In a fresh essay for Psychology Today, the PhD-armed Gwendolyn Seidman breaks down recent research that suggests some examples of the friend zone may actually blossom into a self-fulfilling prophecy:
A self-fulfilling prophecy is when your attitudes toward a person ultimately cause that person to behave in a way consistent with your expectations due to the way you treat that person.
Seidman, who's also the chair of the psychology department at Albright College, breaks down this "self-fulfilling prophecy" theory using a delightful example involving a fictional hetero couple named Penny and Leonard. Despite possessing names that sound like they were ripped straight from a 1950s-era sitcom that would have immediately been canceled, this couple stumbles into a semi-happy ending. Leonard, you see, has been friend-zoned but has been unknowingly projecting his one-sided feelings of love onto Penny. Then this (theoretically) happens:
Eventually Leonard's behavior stirs romantic feelings in Penny and she starts to see him differently.

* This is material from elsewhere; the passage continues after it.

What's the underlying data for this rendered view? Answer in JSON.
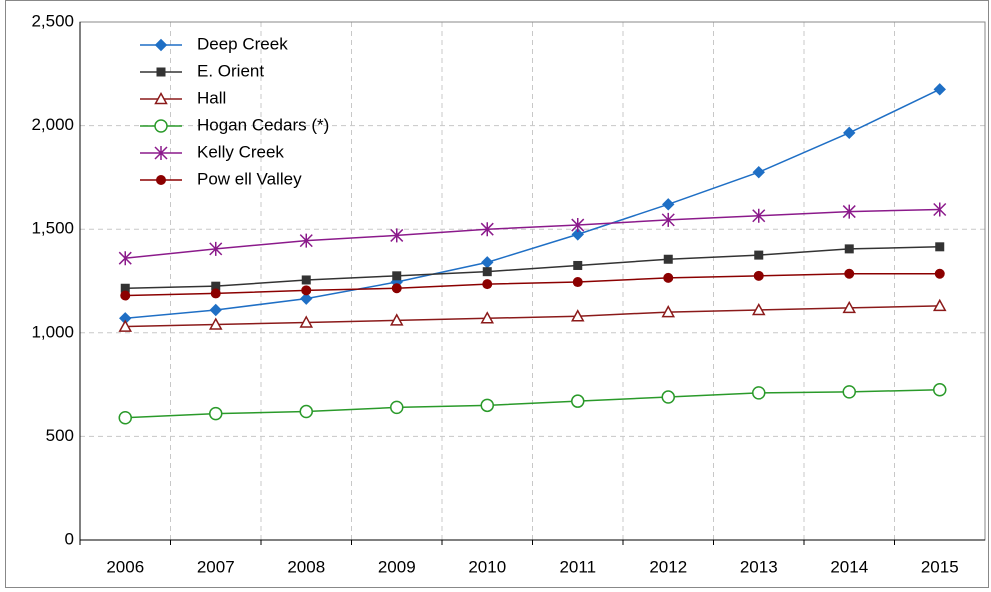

Seidman's essay, which also received the Uproxxco-sign, then dives into some cold, hard science. One study, published in a recent paper by Edward LeMay and Noah Wolf, found that we are all probably projecting our romantic feelings onto our friends without even realizing it.
127 pairs of opposite sex friends, all of whom were college students, were asked to fill out questionnaires that assessed their romantic desire for their friend. The questionnaires also delved into their "perception of their friend's romantic desire for them," which sounds like a potential ego implosion. Additionally, participants opened up about their attempts at physical intimacy, flirting, and other non-friend activities with said friend. The result? That whole "self-fulfilling prophecy" thing seems to have some weight behind it. But, as with everything else in this cruel and unrelenting universe, there's a catch:
This only happened if the friend perceived the participant as a good catch. If the friend generally thought the participant was undesirable, then no amount of romancing could change that.
So yeah, as a follow-up study showed, no amount of wishful friend zone thinking could save someone who was perceived as, you know, not dating material.
But keep your heads up. There are plenty of inspirational stories out there that prove that love, be it in the friend zone or otherwise, conquers all.